Walker has denied any wrongdoing, no charges have been brought, and the investigation has been on hold since last summer following the intervention of a federal judge. “It was a partisan witch-hunt – a classic liberal playbook to smear rising conservative stars,” said Matt Batzel, Wisconsin-based executive director of the conservative group American Majority Action, which supported Walker during the recall.
But the investigation is technically parked rather than dead, and has the potential to rise up again. Should he decide to run in 2016, Walker may find himself exposed to awkward questions under an intense national media spotlight to which he is unaccustomed. It will take all his skills as a communicator to meet the challenge.
‘Don’t underestimate Scott Walker’
Fortunately for him, Walker’s communication skills are widely recognised. He is a past master at conservative talk radio, with a regular seat at the tables of Milwaukee-based hosts Charlie Sykes and Mark Belling, who beam him directly into the homes of the conservative base right across the state. That channel, replicated nationally by the likes of Rush Limbaugh and on television by Fox News’s Sean Hannity and others, could serve him well during the primaries.

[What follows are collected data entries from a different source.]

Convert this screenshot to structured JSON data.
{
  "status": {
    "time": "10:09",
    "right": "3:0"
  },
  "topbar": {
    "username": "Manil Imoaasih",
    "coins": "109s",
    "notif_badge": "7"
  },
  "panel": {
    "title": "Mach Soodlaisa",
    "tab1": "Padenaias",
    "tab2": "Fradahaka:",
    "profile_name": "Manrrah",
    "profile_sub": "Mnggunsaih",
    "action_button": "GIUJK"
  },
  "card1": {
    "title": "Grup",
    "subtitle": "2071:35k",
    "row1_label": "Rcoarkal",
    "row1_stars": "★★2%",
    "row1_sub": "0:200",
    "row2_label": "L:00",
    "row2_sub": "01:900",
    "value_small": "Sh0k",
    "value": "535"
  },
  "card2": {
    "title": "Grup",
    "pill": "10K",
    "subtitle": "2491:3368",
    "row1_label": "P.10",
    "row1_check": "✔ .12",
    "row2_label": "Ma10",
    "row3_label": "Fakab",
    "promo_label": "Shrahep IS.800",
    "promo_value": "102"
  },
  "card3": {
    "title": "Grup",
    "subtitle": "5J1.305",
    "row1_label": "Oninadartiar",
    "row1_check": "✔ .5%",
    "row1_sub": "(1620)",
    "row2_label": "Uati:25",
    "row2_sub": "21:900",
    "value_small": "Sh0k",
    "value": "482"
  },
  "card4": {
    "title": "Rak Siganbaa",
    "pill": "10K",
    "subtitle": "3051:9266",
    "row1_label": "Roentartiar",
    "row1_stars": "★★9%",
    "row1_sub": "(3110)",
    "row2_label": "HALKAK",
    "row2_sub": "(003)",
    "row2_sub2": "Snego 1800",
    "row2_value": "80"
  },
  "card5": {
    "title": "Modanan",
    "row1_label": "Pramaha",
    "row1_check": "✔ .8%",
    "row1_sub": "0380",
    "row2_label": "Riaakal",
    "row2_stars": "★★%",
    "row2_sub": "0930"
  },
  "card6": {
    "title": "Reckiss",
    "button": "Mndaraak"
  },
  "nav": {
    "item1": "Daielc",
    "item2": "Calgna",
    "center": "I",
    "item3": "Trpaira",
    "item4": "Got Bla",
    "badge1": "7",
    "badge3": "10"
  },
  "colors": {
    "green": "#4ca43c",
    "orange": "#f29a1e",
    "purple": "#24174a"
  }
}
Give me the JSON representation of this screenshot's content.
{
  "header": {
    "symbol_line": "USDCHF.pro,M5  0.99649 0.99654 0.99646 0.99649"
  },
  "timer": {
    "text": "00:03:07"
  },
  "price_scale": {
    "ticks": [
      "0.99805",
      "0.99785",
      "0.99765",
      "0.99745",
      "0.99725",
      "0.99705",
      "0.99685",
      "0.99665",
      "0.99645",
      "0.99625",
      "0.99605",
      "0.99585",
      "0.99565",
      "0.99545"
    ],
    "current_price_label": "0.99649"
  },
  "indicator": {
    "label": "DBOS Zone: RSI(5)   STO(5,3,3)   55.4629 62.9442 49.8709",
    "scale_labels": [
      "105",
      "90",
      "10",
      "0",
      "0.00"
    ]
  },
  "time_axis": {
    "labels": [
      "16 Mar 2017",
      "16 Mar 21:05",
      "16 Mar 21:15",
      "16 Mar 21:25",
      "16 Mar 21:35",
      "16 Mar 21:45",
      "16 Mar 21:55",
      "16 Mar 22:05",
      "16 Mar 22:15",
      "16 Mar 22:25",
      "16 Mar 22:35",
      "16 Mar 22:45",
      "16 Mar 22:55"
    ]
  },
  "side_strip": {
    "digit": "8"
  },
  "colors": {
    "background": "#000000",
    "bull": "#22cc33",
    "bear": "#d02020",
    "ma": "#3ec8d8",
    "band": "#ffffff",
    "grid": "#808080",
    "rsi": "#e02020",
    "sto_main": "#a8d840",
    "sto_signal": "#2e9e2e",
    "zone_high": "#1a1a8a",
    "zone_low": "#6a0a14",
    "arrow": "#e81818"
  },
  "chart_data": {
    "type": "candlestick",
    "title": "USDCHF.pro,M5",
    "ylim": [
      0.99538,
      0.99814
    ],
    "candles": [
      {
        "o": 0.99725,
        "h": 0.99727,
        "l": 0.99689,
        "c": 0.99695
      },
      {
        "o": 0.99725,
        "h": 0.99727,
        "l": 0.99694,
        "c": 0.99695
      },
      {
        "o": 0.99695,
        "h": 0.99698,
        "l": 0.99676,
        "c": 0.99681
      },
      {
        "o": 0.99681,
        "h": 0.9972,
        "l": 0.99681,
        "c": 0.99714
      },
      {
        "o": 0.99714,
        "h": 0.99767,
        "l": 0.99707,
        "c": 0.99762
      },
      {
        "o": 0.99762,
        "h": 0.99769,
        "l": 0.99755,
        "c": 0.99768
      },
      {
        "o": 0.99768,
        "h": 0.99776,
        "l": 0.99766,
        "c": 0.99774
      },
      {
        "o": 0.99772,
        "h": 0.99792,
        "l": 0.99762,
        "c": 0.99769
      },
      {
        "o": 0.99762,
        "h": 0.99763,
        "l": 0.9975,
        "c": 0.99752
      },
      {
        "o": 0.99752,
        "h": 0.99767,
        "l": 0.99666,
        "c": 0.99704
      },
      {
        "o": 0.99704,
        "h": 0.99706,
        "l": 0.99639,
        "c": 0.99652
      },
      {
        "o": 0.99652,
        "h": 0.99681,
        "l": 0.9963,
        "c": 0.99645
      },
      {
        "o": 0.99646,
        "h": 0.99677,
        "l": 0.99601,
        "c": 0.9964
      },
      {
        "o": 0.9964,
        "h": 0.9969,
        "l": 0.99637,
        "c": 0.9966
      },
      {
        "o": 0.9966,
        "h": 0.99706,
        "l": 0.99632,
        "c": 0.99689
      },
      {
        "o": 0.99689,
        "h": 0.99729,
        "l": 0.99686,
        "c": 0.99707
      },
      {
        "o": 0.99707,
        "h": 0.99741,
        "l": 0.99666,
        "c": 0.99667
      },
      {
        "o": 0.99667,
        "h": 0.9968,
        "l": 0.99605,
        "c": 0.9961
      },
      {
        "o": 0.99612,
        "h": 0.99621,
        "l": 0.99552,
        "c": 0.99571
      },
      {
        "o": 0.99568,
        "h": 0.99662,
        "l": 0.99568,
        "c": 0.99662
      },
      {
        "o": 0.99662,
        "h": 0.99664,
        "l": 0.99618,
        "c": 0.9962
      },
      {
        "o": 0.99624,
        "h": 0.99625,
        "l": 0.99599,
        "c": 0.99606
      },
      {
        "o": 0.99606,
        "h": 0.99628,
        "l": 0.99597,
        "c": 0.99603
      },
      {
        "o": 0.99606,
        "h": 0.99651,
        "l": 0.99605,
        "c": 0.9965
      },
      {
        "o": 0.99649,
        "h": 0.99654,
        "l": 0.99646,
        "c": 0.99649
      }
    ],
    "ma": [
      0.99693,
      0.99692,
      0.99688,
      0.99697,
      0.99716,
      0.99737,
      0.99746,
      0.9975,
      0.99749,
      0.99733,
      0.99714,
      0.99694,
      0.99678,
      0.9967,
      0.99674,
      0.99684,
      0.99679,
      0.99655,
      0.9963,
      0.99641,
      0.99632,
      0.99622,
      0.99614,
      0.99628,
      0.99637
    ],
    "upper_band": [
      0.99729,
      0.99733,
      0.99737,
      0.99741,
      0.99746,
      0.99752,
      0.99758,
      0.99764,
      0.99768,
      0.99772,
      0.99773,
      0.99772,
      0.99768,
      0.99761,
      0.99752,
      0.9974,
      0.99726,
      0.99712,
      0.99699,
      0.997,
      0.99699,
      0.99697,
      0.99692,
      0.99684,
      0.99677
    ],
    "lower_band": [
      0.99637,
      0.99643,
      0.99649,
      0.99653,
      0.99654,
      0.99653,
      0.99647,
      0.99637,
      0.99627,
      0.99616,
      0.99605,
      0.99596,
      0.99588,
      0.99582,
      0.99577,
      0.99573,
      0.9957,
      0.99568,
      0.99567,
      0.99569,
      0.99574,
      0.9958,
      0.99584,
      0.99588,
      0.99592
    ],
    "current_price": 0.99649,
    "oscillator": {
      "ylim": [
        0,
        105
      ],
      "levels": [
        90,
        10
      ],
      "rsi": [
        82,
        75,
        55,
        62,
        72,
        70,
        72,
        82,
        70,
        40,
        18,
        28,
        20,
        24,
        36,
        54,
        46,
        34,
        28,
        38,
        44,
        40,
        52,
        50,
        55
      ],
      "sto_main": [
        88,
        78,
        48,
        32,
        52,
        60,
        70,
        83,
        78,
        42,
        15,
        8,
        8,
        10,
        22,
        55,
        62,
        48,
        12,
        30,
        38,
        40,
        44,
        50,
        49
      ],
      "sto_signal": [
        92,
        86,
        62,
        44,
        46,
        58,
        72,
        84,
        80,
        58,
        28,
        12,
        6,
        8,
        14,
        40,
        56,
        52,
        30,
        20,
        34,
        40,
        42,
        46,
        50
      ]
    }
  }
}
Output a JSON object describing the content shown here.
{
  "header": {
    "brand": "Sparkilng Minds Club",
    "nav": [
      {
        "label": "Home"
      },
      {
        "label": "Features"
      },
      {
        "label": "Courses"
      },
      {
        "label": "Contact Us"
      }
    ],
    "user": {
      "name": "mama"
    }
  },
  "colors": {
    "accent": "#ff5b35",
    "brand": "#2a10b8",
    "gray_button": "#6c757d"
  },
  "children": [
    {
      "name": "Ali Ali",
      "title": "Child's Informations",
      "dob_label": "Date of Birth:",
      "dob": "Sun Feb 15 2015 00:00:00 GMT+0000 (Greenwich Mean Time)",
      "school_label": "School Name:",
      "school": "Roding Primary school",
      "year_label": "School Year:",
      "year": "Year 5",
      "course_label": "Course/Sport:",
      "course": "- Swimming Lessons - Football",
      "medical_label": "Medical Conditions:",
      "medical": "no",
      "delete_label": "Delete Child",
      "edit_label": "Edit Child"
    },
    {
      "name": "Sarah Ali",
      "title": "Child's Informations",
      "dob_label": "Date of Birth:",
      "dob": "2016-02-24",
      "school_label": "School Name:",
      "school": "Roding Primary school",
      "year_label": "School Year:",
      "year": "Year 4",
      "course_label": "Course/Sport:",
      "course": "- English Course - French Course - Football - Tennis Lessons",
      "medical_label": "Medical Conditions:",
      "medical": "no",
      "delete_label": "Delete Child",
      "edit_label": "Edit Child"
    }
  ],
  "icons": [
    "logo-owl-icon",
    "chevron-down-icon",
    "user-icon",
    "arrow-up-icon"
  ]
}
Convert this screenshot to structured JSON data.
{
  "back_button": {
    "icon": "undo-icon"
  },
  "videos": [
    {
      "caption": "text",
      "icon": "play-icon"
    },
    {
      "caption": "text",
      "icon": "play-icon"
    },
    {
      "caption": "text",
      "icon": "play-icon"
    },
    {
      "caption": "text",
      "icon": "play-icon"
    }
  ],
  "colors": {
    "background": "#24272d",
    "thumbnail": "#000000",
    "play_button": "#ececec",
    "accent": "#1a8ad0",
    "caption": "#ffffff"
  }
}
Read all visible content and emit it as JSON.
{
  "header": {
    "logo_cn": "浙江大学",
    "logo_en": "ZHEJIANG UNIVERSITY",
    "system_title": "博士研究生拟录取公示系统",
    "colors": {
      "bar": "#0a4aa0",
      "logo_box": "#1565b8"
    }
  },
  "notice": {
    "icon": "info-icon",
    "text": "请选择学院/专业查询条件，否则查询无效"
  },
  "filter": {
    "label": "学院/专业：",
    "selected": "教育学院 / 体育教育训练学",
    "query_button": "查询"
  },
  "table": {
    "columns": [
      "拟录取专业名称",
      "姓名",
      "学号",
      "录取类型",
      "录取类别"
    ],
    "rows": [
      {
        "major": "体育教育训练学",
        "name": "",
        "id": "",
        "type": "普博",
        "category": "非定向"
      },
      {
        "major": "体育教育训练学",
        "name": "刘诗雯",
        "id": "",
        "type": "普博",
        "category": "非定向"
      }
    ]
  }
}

“Talk radio helped build Scott’s career, and it has shaped it too. He has a symbiotic relationship with them,” Jensen said.
The governor’s savvy media messaging powers are also acknowledged by his natural adversaries. Nicole Safar, policy director of Planned Parenthood of Wisconsin, has been at the receiving end of some of his sharpest attacks.
As one of his first acts as governor, Walker abolished the state’s $1m in funding for the reproductive health group, which it had used to provide birth control, cancer screening and STD testing and treatment. As a result, five of its rural clinics – serving more than 3,000 patients – were forced to close.
In other moves, he worked with the Republican-controlled legislature to enforce ultrasounds for all women opting for an abortion, ended access to abortion services through state health insurance markets and tried to threaten abortion clinics by insisting they had admitting privileges to local hospitals (a measure blocked by the courts). All these measures chime with his background as the son of an evangelical preacher, whose record in office has shown a consistent opposition not just to abortion but also to some forms of contraception.
And yet when he came to defend his policies during his 2014 re-election campaign, he did so in the mildest of terms. He put out a TV ad in which he said “the decision to end a pregnancy is an agonising one. That’s why I support legislation to increase safety and provide more information to a woman considering her options.”
Safar was amazed, and grudgingly impressed. “He used our very own language against us – turning our arguments to push through his policies that are dangerous to women,” she said. Walker went on to win re-election by 53% to Democratic challenger Mary Burke’s 47%.
For Safar, the lesson has been learned. “He’s a formidable opponent who can present a public face totally at odds with what he’s really doing. Don’t underestimate Scott Walker.”